What these surveys don’t tell us, though, is why.
We can speculate. Maybe it’s because Canadians are fairly conservative by nature, and it seems a little gauche to talk about income. Maybe we don’t want to seem like we’re bragging if we have a lot of money, or judged if we don’t. But in Canada, no one knows what you make, and no one is encouraged to ask.
Unless, that is, you’re on the “Sunshine List.” In Ontario the salaries of public servants are publicly known, announced in an annual media event. In other provinces, salaries are disclosed on demand. So unless your friend or neighbour is a public employee making over $100k a year, you will have no idea what their salary is.
Right now, thanks to COVID, personal finances are probably an even more difficult topic. Millions of us are out of work, and many millions more have seen their companies struggle. The impact is being disproportionately felt by women, visible minorities and people who own or work for small businesses. Sure, some sectors are doing well, and this means that overall the financial impact isn’t as bad as some feared, but other sectors – like the hospitality industry for example – have been hit hard. Whether you won or lost during COVID really depends on who you are and where you work.

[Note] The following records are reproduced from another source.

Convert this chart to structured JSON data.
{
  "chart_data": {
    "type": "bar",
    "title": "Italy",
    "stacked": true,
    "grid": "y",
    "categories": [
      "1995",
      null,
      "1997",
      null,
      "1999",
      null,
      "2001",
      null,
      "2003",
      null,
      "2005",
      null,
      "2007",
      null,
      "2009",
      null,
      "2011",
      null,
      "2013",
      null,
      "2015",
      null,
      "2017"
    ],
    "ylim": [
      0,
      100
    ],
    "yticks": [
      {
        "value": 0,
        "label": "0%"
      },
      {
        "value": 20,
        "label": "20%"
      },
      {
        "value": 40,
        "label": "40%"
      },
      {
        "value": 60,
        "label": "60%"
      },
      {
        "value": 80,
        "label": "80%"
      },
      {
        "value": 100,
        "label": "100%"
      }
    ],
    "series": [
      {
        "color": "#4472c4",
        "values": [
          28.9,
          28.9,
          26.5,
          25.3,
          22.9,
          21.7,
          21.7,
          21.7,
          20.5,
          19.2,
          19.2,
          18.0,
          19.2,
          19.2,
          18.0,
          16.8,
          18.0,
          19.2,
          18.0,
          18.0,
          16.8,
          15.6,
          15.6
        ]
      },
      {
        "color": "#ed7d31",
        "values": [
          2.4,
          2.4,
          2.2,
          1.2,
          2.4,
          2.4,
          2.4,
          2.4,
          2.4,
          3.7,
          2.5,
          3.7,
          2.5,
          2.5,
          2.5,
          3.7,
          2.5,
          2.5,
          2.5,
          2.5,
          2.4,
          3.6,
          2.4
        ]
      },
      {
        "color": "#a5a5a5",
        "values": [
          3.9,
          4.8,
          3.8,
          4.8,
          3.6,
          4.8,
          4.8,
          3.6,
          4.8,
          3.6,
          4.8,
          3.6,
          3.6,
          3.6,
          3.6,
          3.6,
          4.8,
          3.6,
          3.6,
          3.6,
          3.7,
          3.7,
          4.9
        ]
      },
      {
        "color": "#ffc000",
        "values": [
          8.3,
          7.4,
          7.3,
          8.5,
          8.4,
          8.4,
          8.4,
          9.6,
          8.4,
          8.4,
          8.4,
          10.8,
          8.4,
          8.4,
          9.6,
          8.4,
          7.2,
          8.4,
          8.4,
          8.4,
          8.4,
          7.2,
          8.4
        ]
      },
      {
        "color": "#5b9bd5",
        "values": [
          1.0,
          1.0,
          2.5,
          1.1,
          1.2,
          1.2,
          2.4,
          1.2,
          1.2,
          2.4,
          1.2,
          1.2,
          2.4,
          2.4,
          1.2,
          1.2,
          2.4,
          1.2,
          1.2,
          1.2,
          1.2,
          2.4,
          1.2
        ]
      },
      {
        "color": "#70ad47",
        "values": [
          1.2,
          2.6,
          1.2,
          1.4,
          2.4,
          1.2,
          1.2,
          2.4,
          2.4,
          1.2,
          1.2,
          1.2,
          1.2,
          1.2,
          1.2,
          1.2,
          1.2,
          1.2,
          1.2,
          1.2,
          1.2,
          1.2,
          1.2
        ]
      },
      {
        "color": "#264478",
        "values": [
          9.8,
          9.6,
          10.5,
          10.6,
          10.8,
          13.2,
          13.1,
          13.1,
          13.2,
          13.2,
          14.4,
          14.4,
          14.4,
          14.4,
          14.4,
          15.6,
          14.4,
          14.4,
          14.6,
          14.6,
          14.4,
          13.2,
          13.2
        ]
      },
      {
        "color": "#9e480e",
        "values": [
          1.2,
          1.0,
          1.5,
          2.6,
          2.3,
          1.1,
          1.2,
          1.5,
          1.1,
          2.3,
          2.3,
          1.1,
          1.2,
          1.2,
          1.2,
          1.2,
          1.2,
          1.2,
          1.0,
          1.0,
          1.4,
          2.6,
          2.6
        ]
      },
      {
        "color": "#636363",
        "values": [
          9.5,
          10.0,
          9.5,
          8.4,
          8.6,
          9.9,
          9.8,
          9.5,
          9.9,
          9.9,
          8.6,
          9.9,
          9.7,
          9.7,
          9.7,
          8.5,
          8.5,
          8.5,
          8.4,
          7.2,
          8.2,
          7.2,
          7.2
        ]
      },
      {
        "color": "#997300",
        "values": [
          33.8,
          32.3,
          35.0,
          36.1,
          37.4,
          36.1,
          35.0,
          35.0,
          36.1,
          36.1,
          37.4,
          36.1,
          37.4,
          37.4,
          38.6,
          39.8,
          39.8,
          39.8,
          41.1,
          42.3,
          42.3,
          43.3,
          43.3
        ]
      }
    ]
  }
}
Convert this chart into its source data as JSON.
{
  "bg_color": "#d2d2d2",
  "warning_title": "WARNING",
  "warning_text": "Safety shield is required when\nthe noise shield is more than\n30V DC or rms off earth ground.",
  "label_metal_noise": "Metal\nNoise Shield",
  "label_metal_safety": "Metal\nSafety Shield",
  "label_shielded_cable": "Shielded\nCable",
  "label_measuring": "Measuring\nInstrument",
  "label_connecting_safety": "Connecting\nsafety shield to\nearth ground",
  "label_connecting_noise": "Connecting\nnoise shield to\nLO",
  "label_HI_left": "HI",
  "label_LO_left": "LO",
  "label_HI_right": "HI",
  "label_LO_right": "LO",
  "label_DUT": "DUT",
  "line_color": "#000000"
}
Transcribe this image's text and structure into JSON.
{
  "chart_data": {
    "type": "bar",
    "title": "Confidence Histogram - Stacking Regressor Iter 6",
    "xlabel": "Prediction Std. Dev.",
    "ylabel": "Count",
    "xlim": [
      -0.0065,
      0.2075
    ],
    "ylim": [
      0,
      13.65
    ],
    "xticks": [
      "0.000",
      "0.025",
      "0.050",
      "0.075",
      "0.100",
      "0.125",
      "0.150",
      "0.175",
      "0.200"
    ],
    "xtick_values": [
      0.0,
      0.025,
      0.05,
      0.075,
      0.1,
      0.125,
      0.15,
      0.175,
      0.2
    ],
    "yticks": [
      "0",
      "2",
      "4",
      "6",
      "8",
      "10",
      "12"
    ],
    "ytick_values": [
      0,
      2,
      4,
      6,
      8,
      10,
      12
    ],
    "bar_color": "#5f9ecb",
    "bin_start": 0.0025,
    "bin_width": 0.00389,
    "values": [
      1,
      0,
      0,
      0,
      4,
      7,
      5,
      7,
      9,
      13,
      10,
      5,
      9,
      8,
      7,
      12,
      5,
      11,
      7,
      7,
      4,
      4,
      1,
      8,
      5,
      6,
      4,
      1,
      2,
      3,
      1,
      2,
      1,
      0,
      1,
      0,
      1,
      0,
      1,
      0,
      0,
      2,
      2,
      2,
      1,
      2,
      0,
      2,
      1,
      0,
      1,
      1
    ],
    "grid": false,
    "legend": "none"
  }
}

If you’re like me, your parents never spoke about money in front of you. As kids, we were forbidden from knowing how tight things were. Our parents didn’t want us to worry about that “adult stuff” in what I think was a well-meaning attempt to protect us.
But not having those conversations can be a problem, too. We want our kids to be financially literate and responsible, but if they’re not hearing those conversations at home – if they don’t understand how a mortgage works, or what a line of credit is, or how to save – when it comes their time to make those decisions, they may find “adulting” especially hard. We’re expected to have the “birds and the bees” conversation with our kids, but few of us ever have the “RRSP” conversation.
There is, of course, a fine line between sharing information with other people and burdening them with it, or bragging – and hopefully most of us are smart enough to know the difference. But if we’re here to help one another – and I believe we are – why wouldn’t we help each other by sharing what we know about saving and spending and earning? And if we’re called to be faithful in all things – and again, I believe we are – why not also be faithful and forthright about finances? A lot of us struggle needlessly, when the answer might be a phone call away, or even lying right next to us.